Geleneksel fado müziği ve blues müziği arasında tarihi bir bağ var mı? Neden bu iki müziği birleştirdiniz?
Bildiğim kadarıyla ikisi arasında tarihi bir bağlantı yok ancak belki ortak bir etkileri olabilir çünkü her ikisi de bir bakıma Avrupa ve Amerika'ya getirilen Afrikalı kölelerden geliyor. Komiktir ki Portekiz'de muhteşem bir antropolog tarafından kaydedilen ve aynı bluesa benzeyen bir iş şarkısı var.

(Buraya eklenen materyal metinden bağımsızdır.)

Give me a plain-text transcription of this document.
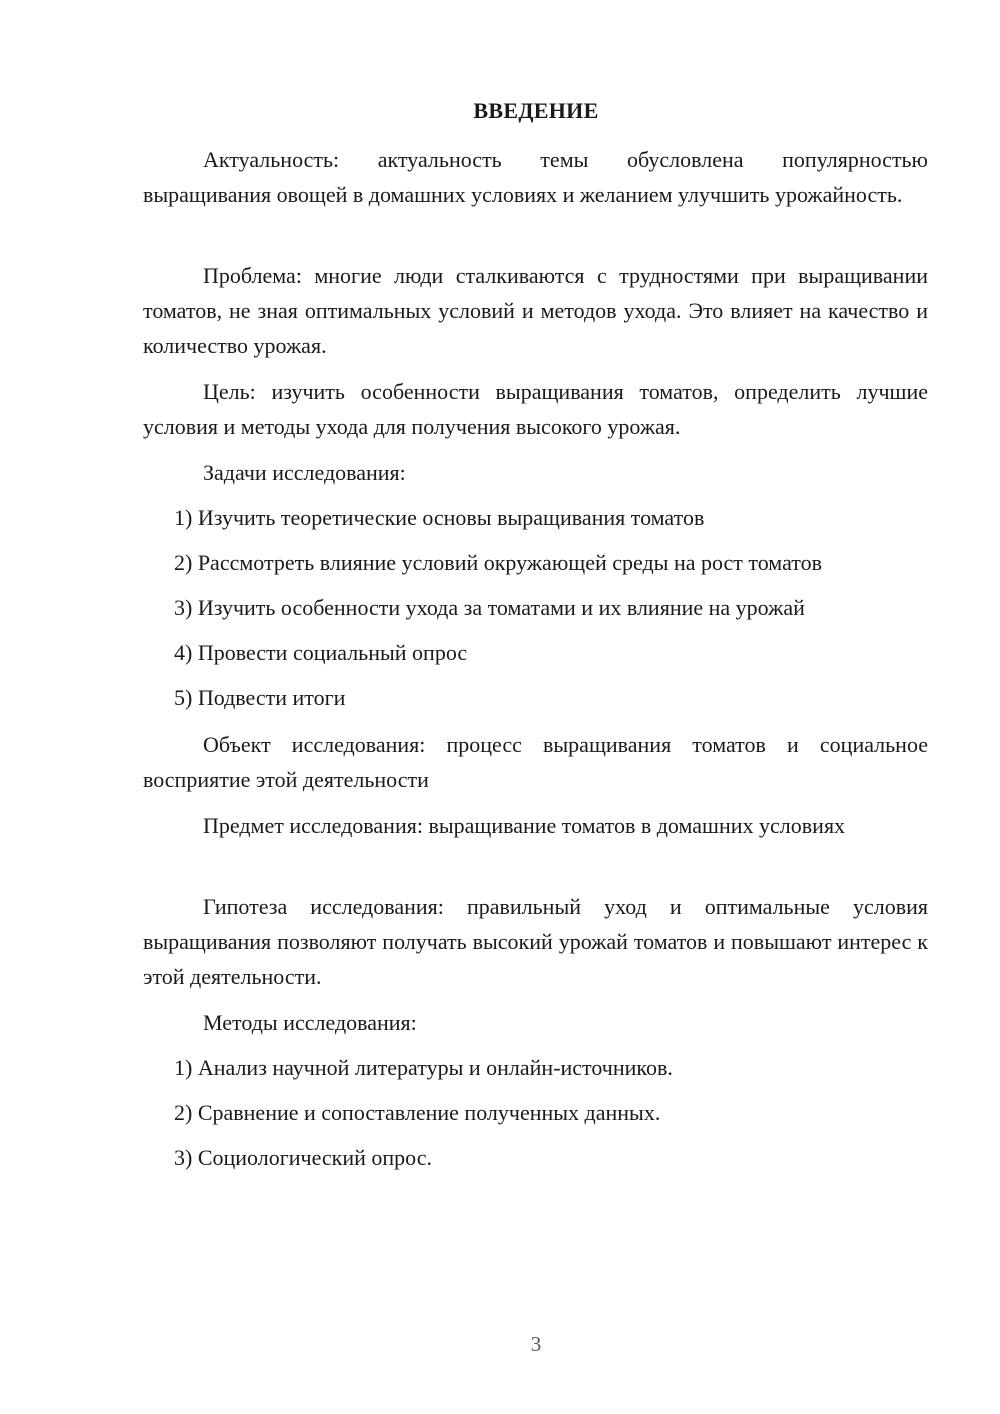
ВВЕДЕНИЕ

Актуальность: актуальность темы обусловлена популярностью выращивания овощей в домашних условиях и желанием улучшить урожайность.

Проблема: многие люди сталкиваются с трудностями при выращивании томатов, не зная оптимальных условий и методов ухода. Это влияет на качество и количество урожая.

Цель: изучить особенности выращивания томатов, определить лучшие условия и методы ухода для получения высокого урожая.

Задачи исследования:
1) Изучить теоретические основы выращивания томатов
2) Рассмотреть влияние условий окружающей среды на рост томатов
3) Изучить особенности ухода за томатами и их влияние на урожай
4) Провести социальный опрос
5) Подвести итоги

Объект исследования: процесс выращивания томатов и социальное восприятие этой деятельности

Предмет исследования: выращивание томатов в домашних условиях

Гипотеза исследования: правильный уход и оптимальные условия выращивания позволяют получать высокий урожай томатов и повышают интерес к этой деятельности.

Методы исследования:
1) Анализ научной литературы и онлайн-источников.
2) Сравнение и сопоставление полученных данных.
3) Социологический опрос.
3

Bu müziği dinlerken adeta Amerika'daki siyah bir köle tarafından söylendiğini düşünürsünüz. İkisini birleştirmek kazaraydı, tıpkı geri kalan şarkılarımız gibi, hemen hemen hepsi kazara sonucu ortaya çıktılar.
Müziğinizde hem neşeli hem de melankolik ezgiler duyuyoruz. Ülkenizdeki müziği nasıl tanımlarsınız?
Portekizcede “çok iyi olmanın Portekizce biçimi” anlamına geldiğini düşündüğüm "saudade" kelimesi var. Kelime bir özlem duygusu fakat üzücü ya da mutlu değil, aynı zamanda her ikisi de. Bence geleneksel Portekiz müziğinde bu müzik var.
Türk müziği ve Portekiz müziği arasında benzerlikler var mı?
Dürüst olmak gerekirse bilmiyorum! Utanç verici ancak Türk müziği hakkında çok az şey biliyorum, umarım gelince daha çok şey öğreneceğim.
Carlos Paredes ile nasıl tanıştınız?
O Portekiz gitarının simgesidir, müziği seven herkes onu tanımalı. Burada, Portekiz'de, herkes bir şekilde onu biliyor.
Grubun gelecek için planları nedir?
Yeni müzik öğrenmeye, dinlemeye ve müziğimizi daha iyi hale getirmeye devam etmek. Amacımız her zaman müziğimizi mümkün olan en geniş çevreye ve daha fazla insana göstermek oldu, bu nedenle hep bu hedefe doğru yöneliyoruz.
Son olarak Cappadox Festivali için Türkiye’ye geliyorsunuz. Nasıl hissediyorsunuz?
Çok heyecanlı ve meraklı hissediyorum.